We all have read Thiruvasagam and Thirukkural and Naalayira Divya Prabandham in our Tamil poetry classes (assuming your 2nd language is Tamil). But how many times have we taken real interest in it? Or rather how many of you have actually taken to it? If you were good at it, it is because we wanted to grade well.
But the moment we hear a movie song include a Devaram (Kunitha Puruvamum — Dhalapathi), a Divyaprabandham (Vaaranamaayiram — Keladi Kanmani) we tend to memorize the poem almost instantaneously. Such is the power of movies. Forget songs, we remember almost instantly anything that was associated with movies. Think of Thirukural (Agara Mudhala Ezhuthellaam — KB’s banner) or the hymn “Guru Brahma Guru Vishnu” (Movie: Vedham Pudhidhu) or the hymn “Sarva Mangala Maangalye” (Movie: Azhagi) or the hymn “Maathru Devo Bhava” (Movie: Salangai Oli) or the hymn “Sahana Bavathu” (Movie: Vedham Pudhidhu) or the most famous — “Maangalyam Thandhunaanenaa” from the movie Alai Payuthey.

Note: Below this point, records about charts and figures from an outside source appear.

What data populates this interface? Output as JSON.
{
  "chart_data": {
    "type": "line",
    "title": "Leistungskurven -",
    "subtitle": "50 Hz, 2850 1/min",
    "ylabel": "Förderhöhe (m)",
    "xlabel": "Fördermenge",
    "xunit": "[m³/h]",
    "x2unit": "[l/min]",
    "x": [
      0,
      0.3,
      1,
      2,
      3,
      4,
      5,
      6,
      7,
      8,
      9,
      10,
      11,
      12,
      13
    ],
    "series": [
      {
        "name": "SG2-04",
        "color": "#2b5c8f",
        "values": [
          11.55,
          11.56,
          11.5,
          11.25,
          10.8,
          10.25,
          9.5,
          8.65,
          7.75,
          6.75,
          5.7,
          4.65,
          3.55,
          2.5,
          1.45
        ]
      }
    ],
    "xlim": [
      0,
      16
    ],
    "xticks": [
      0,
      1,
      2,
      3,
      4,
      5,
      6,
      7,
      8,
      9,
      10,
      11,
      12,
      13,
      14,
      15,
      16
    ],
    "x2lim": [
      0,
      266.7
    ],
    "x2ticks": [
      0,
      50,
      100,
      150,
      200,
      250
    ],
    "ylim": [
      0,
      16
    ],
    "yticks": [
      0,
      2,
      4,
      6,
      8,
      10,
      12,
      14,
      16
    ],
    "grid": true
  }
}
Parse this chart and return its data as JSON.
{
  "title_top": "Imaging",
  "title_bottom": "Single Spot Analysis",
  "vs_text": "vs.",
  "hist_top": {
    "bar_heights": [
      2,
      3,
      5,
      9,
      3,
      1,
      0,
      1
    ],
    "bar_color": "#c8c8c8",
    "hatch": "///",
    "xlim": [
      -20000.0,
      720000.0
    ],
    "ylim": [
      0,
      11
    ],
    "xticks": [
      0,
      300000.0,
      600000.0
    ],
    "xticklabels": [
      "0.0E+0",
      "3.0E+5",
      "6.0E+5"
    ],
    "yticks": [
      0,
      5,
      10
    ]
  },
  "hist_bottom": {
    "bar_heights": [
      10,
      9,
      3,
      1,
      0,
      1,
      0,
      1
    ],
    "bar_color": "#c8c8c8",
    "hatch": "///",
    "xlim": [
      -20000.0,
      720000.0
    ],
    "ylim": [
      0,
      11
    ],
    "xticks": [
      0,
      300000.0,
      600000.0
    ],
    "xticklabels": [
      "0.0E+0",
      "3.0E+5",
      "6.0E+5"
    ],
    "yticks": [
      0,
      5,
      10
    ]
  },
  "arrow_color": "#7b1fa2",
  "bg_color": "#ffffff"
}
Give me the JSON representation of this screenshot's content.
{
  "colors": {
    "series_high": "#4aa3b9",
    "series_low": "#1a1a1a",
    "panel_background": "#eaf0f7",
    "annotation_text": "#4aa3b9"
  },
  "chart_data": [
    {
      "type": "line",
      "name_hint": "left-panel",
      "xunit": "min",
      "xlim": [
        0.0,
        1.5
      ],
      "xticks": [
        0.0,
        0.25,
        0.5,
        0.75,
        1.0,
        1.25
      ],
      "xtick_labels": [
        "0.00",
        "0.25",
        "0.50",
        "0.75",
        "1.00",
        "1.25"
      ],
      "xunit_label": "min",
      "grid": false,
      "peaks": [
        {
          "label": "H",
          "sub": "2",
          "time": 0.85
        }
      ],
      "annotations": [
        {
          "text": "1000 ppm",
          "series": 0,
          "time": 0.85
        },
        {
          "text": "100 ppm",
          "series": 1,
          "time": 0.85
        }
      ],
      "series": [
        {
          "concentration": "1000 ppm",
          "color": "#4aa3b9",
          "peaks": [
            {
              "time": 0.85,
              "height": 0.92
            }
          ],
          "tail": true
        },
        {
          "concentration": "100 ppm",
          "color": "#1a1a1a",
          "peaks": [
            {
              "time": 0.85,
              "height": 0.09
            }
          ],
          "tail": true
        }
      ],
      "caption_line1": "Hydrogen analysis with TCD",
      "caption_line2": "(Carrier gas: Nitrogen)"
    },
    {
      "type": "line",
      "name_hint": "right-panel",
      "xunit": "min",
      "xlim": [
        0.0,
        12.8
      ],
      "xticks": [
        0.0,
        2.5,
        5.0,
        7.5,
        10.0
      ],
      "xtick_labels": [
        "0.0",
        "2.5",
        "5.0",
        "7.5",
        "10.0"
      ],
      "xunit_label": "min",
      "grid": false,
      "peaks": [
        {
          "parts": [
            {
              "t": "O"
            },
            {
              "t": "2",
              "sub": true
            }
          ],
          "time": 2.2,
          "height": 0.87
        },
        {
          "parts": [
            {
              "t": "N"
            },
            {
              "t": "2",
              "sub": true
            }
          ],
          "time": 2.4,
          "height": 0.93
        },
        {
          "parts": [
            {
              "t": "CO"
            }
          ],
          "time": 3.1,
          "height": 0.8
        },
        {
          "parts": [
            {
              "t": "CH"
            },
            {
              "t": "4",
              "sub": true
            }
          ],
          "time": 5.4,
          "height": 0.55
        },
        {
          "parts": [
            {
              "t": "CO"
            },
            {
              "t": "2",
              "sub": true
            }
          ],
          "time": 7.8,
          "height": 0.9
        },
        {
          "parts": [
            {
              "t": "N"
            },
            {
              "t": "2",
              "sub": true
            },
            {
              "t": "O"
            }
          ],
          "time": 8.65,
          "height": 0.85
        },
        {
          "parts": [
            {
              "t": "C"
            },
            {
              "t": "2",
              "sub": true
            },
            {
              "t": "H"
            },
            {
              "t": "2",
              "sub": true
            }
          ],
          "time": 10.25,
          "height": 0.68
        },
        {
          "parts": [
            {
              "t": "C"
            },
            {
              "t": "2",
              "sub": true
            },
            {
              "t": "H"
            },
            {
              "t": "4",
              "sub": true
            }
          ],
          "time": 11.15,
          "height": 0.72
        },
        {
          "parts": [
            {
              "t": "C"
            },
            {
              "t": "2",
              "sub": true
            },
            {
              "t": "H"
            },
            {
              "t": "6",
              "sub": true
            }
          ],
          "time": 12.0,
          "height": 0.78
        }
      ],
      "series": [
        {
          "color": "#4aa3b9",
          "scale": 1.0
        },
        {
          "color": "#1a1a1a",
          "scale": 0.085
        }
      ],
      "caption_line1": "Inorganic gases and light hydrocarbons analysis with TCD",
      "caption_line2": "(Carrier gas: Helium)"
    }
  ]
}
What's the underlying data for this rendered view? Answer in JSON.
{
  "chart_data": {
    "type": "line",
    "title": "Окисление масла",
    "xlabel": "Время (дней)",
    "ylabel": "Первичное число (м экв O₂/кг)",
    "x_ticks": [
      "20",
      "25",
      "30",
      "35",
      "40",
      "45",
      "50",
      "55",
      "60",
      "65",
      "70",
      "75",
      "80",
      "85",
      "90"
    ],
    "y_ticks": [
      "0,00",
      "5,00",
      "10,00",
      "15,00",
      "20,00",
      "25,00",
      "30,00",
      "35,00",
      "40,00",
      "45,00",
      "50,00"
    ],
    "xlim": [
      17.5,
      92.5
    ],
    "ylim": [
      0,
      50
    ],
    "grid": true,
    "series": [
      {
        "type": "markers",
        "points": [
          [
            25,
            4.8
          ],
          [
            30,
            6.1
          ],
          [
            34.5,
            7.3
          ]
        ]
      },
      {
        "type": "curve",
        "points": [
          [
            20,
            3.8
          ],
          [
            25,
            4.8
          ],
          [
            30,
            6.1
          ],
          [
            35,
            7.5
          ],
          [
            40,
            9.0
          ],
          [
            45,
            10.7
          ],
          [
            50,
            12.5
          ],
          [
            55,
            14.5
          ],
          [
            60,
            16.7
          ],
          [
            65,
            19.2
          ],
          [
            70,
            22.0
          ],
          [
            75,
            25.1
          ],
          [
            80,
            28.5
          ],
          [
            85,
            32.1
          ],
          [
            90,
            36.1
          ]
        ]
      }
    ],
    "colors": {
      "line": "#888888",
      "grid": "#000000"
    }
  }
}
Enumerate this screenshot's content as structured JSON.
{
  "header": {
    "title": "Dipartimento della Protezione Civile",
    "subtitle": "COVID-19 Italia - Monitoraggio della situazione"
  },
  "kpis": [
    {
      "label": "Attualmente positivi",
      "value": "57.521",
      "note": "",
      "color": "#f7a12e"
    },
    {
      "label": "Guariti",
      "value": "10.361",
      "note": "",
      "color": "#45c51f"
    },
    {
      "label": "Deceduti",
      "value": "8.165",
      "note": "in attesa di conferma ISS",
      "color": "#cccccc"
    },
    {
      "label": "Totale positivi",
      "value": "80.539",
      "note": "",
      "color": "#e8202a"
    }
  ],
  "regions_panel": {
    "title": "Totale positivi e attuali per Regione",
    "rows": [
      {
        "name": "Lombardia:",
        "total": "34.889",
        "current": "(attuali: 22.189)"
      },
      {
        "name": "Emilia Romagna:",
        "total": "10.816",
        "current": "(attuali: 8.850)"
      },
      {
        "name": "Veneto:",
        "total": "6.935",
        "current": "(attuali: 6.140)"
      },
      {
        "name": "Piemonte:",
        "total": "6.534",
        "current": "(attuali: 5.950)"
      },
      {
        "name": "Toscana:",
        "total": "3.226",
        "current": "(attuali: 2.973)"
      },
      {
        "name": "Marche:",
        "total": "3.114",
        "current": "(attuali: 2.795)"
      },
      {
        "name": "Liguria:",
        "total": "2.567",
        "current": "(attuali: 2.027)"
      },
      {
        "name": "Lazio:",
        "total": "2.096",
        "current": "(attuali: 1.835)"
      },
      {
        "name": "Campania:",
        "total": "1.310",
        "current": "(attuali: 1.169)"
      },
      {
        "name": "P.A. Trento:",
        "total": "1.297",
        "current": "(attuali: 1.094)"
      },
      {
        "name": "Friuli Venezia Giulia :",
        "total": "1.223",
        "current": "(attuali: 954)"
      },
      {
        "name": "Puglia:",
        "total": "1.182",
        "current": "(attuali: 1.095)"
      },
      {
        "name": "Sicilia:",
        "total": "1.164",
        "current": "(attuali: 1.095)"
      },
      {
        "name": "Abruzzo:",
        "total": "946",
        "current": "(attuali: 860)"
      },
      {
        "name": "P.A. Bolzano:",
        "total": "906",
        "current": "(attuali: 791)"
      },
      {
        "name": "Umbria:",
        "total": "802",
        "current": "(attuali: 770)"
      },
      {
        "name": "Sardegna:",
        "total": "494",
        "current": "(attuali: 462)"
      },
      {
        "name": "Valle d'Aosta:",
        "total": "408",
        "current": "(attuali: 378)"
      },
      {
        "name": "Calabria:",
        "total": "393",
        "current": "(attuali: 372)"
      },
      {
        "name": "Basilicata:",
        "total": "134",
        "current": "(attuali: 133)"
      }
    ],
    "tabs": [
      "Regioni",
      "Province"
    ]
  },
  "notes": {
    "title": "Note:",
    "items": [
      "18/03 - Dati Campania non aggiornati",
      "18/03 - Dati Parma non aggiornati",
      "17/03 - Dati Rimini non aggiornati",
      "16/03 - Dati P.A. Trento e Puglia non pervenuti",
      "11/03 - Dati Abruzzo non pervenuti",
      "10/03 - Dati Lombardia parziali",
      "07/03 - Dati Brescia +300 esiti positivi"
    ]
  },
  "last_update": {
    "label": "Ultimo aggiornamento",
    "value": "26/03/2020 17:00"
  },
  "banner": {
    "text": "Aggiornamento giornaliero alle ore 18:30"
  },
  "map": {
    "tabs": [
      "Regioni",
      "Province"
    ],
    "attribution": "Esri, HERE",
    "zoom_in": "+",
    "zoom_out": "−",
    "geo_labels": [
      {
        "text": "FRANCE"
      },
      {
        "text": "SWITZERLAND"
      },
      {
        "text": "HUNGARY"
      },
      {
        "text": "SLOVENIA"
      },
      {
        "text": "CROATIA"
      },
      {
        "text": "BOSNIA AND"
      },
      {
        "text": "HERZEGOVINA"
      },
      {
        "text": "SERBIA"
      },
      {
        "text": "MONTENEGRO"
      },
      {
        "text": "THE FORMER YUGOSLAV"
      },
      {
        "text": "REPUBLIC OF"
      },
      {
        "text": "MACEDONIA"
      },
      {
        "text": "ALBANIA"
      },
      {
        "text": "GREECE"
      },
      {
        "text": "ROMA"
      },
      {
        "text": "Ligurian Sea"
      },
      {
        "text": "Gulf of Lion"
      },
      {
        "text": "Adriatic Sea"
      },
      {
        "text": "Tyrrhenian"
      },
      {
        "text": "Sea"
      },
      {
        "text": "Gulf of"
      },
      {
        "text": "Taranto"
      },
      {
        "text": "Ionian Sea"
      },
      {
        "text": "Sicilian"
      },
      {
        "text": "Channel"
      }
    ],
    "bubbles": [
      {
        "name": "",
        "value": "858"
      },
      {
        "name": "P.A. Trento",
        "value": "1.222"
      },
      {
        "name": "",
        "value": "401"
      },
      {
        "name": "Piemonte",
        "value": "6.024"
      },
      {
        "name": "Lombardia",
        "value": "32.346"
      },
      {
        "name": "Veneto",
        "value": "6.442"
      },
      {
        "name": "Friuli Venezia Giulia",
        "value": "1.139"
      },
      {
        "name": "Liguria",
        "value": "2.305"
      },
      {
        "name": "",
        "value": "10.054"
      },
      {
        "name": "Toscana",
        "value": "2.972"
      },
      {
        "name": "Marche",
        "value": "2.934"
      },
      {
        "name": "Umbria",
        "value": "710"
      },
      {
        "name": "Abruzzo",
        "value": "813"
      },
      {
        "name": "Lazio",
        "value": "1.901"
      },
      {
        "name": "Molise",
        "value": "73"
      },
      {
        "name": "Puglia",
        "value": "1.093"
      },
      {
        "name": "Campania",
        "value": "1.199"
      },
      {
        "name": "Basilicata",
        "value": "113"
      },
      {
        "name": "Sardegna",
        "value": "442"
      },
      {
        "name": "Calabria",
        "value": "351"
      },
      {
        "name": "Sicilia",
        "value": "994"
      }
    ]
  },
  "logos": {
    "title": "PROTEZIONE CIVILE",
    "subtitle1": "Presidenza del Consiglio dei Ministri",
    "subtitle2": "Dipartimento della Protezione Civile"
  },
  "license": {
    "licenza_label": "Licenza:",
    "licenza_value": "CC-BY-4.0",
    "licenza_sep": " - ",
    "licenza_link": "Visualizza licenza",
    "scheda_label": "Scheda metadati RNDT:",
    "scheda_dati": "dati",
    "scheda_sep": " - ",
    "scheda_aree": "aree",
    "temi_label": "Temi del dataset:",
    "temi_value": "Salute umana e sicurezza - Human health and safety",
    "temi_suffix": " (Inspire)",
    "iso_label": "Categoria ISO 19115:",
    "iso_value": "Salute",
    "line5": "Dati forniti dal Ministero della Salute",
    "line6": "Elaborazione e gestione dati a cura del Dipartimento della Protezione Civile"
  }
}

I am probably going to make a list of some adaptions unless somebody already has a list we can build upon.
Which brings me to something that has been haunting me for the past 2 days. This is the Naalaayira Divyaprabandham “Vaaranamaayiram”. Goes like this:
வாரணமாயிரம் சூழ வலம் செய்து
நாரணன் நம்பி நடக்கின்றான் என்னெதிர்
பூரண பொற்குடம் வைத்து புறமெங்கும்
தோரணம் நாட்ட கனா கண்டேன்
Maestro adapted this in two of his movie songs. Keladi Kanmani is one. Pleasant to listen to, but not powerful. The other one is Hey Ram. Actually a combination of vAraNamAyiram and Vaishnava Janato. Vaishnava Janato is a Bhajan written by Narsinh Mehta in the 15th century, that talks about the qualities of a Vaishnava. This part is sung by a shrill female solo voice — perhaps S Janaki, but I cannot be sure.
वैष्णव जन तो तेने किहये, जे पीड परायी जाणे रे
पर दुख्खे उपकार करे तोये, मन अिभमान ना आणे रे
सकळ लोक मान सहुने वंदे, िनंदा न करे केनी रे
वाच काछ मन िनश्चळ राखे, धन धन जननी तेनी रे
The vAraNamAyiram part is a male chorus, something I just love, for unexplainable reasons.
Which also brings us to — what will we all do after the legend called Raja is dead?